I am sure if they had been asked if they still loved Jesus, their answer would have been “Love Jesus? Of course we do! Can’t you see all that we are doing for Him?”
But it wasn’t the “doing” that was the most important to Jesus.
Most important to Jesus was what was going on in their hearts…
And He didn’t like what He was seeing…
In spite of all that they were accomplishing, they were leaving Him behind. They were no longer putting Him in first place of their lives. They were no longer making Him a part of every part of their lives.
Jesus’ words to describe what was taking place in their hearts was that they had forsaken their first love.
And His response to this was not “Oh, don’t worry about it! I see all the good you are doing…we can catch up later.”
His response confronted what was going on in their hearts. He had three commands for them:
- Remember from where you have fallen
- Return to the things you did at first
Ouch! I remember when God confronted me with these same words…
For I had not seen what was going on in my heart…
But God did.
And He let me know that – just like the believers in Ephesus – I was forsaking Him as my first love.
I am so thankful that He confronted me, because when He did, I had to acknowledge that there was a subtle shift that was taking place in my heart and in my mind. Although I was still busy “doing” things for God, He was no longer first place in my life.
Instead of starting the day with Him, I was using those extra moments to sleep. Instead of asking Him to direct my steps, I was dictating my own. Rather than acknowledging that I needed His wisdom and strength to do the work He had set before me to do and then asking for it, I began to make decisions on the fly and complete them in my own strength.

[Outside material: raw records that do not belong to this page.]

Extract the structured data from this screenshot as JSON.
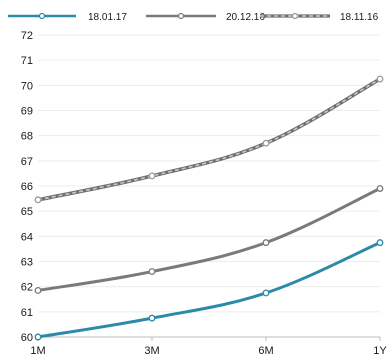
{
  "chart_data": {
    "type": "line",
    "title": "",
    "xlabel": "",
    "ylabel": "",
    "x": [
      "1M",
      "3M",
      "6M",
      "1Y"
    ],
    "ylim": [
      60,
      72
    ],
    "yticks": [
      60,
      61,
      62,
      63,
      64,
      65,
      66,
      67,
      68,
      69,
      70,
      71,
      72
    ],
    "grid": true,
    "legend_position": "top",
    "series": [
      {
        "name": "18.01.17",
        "color": "#2a8aa8",
        "style": "solid",
        "values": [
          60.0,
          60.75,
          61.75,
          63.75
        ]
      },
      {
        "name": "20.12.16",
        "color": "#7a7a7a",
        "style": "solid",
        "values": [
          61.85,
          62.6,
          63.75,
          65.9
        ]
      },
      {
        "name": "18.11.16",
        "color": "#9a9a9a",
        "style": "dashed",
        "values": [
          65.45,
          66.4,
          67.7,
          70.25
        ]
      }
    ]
  }
}
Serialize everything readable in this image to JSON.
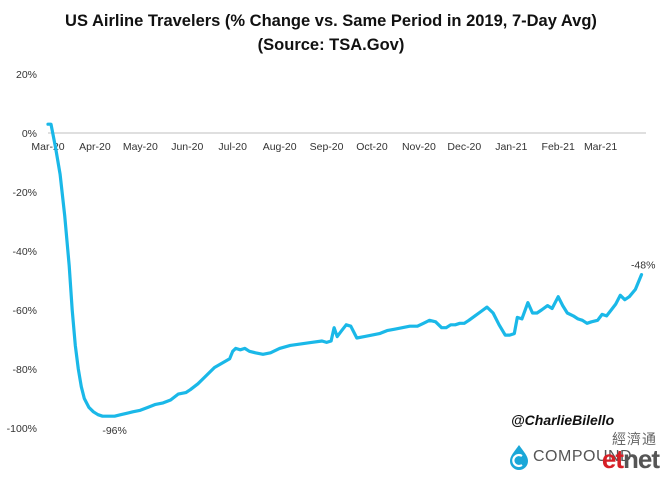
{
  "title": {
    "line1": "US Airline Travelers (% Change vs. Same Period in 2019, 7-Day Avg)",
    "line2": "(Source: TSA.Gov)"
  },
  "watermark": {
    "handle": "@CharlieBilello",
    "compound": "COMPOUND",
    "etnet_cn": "經濟通",
    "etnet_e": "e",
    "etnet_t": "t",
    "etnet_net": "net"
  },
  "colors": {
    "line": "#1ab8e8",
    "axis": "#bfbfbf",
    "compound_mark": "#1aa7d8",
    "etnet_red": "#d61f26"
  },
  "chart_data": {
    "type": "line",
    "title": "US Airline Travelers (% Change vs. Same Period in 2019, 7-Day Avg)",
    "subtitle": "(Source: TSA.Gov)",
    "x_tick_labels": [
      "Mar-20",
      "Apr-20",
      "May-20",
      "Jun-20",
      "Jul-20",
      "Aug-20",
      "Sep-20",
      "Oct-20",
      "Nov-20",
      "Dec-20",
      "Jan-21",
      "Feb-21",
      "Mar-21"
    ],
    "y_tick_labels": [
      "20%",
      "0%",
      "-20%",
      "-40%",
      "-60%",
      "-80%",
      "-100%"
    ],
    "ylim": [
      -100,
      20
    ],
    "xlim": [
      "2020-03-01",
      "2021-03-31"
    ],
    "grid": false,
    "series": [
      {
        "x": [
          "2020-03-01",
          "2020-03-03",
          "2020-03-06",
          "2020-03-09",
          "2020-03-12",
          "2020-03-15",
          "2020-03-17",
          "2020-03-19",
          "2020-03-21",
          "2020-03-23",
          "2020-03-25",
          "2020-03-28",
          "2020-03-31",
          "2020-04-03",
          "2020-04-06",
          "2020-04-10",
          "2020-04-14",
          "2020-04-18",
          "2020-04-22",
          "2020-04-26",
          "2020-05-01",
          "2020-05-06",
          "2020-05-11",
          "2020-05-16",
          "2020-05-21",
          "2020-05-26",
          "2020-05-31",
          "2020-06-03",
          "2020-06-08",
          "2020-06-14",
          "2020-06-19",
          "2020-06-24",
          "2020-06-29",
          "2020-07-01",
          "2020-07-03",
          "2020-07-06",
          "2020-07-09",
          "2020-07-12",
          "2020-07-16",
          "2020-07-21",
          "2020-07-26",
          "2020-08-01",
          "2020-08-08",
          "2020-08-15",
          "2020-08-22",
          "2020-08-29",
          "2020-09-01",
          "2020-09-04",
          "2020-09-06",
          "2020-09-08",
          "2020-09-11",
          "2020-09-14",
          "2020-09-17",
          "2020-09-21",
          "2020-09-26",
          "2020-10-01",
          "2020-10-06",
          "2020-10-11",
          "2020-10-16",
          "2020-10-21",
          "2020-10-26",
          "2020-10-31",
          "2020-11-04",
          "2020-11-08",
          "2020-11-12",
          "2020-11-16",
          "2020-11-19",
          "2020-11-22",
          "2020-11-25",
          "2020-11-28",
          "2020-12-01",
          "2020-12-04",
          "2020-12-08",
          "2020-12-12",
          "2020-12-16",
          "2020-12-20",
          "2020-12-24",
          "2020-12-28",
          "2020-12-31",
          "2021-01-03",
          "2021-01-05",
          "2021-01-08",
          "2021-01-12",
          "2021-01-15",
          "2021-01-18",
          "2021-01-21",
          "2021-01-25",
          "2021-01-28",
          "2021-02-01",
          "2021-02-04",
          "2021-02-07",
          "2021-02-11",
          "2021-02-14",
          "2021-02-17",
          "2021-02-20",
          "2021-02-23",
          "2021-02-27",
          "2021-03-02",
          "2021-03-05",
          "2021-03-08",
          "2021-03-11",
          "2021-03-14",
          "2021-03-17",
          "2021-03-20",
          "2021-03-24",
          "2021-03-28"
        ],
        "y": [
          3,
          3,
          -5,
          -14,
          -28,
          -45,
          -60,
          -72,
          -80,
          -86,
          -90,
          -93,
          -94.5,
          -95.5,
          -96,
          -96,
          -96,
          -95.5,
          -95,
          -94.5,
          -94,
          -93,
          -92,
          -91.5,
          -90.5,
          -88.5,
          -88,
          -87,
          -85,
          -82,
          -79.5,
          -78,
          -76.5,
          -74,
          -73,
          -73.5,
          -73,
          -74,
          -74.5,
          -75,
          -74.5,
          -73,
          -72,
          -71.5,
          -71,
          -70.5,
          -71,
          -70.5,
          -66,
          -69,
          -67,
          -65,
          -65.5,
          -69.5,
          -69,
          -68.5,
          -68,
          -67,
          -66.5,
          -66,
          -65.5,
          -65.5,
          -64.5,
          -63.5,
          -64,
          -66,
          -66,
          -65,
          -65,
          -64.5,
          -64.5,
          -63.5,
          -62,
          -60.5,
          -59,
          -61,
          -65,
          -68.5,
          -68.5,
          -68,
          -62.5,
          -63,
          -57.5,
          -61,
          -61,
          -60,
          -58.5,
          -59.5,
          -55.5,
          -58.5,
          -61,
          -62,
          -63,
          -63.5,
          -64.5,
          -64,
          -63.5,
          -61.5,
          -62,
          -60,
          -58,
          -55,
          -56.5,
          -55.5,
          -53,
          -48
        ]
      }
    ],
    "annotations": [
      {
        "x": "2020-04-14",
        "y": -96,
        "text": "-96%"
      },
      {
        "x": "2021-03-28",
        "y": -48,
        "text": "-48%"
      }
    ]
  }
}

Ever so slowly, the joy, delight and lasting contentment that I had known as a child beloved by the King of Kings lessened as I began to fill my life with things instead of God. Ever so slowly, instead of giving thanks and glory to God for helping me complete the tasks He had set before me to do, I began to give myself a pat on the back. Instead of facing trials with joy and seeking the face of God to discover what He wanted to teach me in order to help my faith mature, I looked for a way to escape them or make them end.
As God helped me to see the subtle shift in the attitude of my heart, I remembered the place from which I had fallen. I asked God to forgive me for not loving Him with ALL of my heart, soul, strength and mind, for allowing distractions to crowd Him out and for striving to complete His work without Him.
And do you know what happened?
Delight and contentment returned as I once again started my day with Him, feeding on His Word as He taught me and directed my thoughts for the day ahead. The tasks that I carried out were completed for His glory and not my own. I began to know His joy in the trials that I was facing – even though it was still difficult, and armed with His joy, I found I had the strength to endure it while He used the trial to mature my faith.
I have had to remember the truths that I learned in this lesson many times, because I find that it is far too easy to drift away from Jesus, my first love. Forsaking Him as my first love happens so subtly…little by little, until I find that I have drifted far away from Him in my heart – even though outwardly I am still busy doing good and working hard for Him. When He is my first love, He seasons every aspect of my life with His joy and peace, and I can face the day armed with His strength and wisdom.
For me, spending time with Him each day is one of the keys by which He keeps my heart anchored to Him…
So that little distractions don’t lead me to forsake my first love.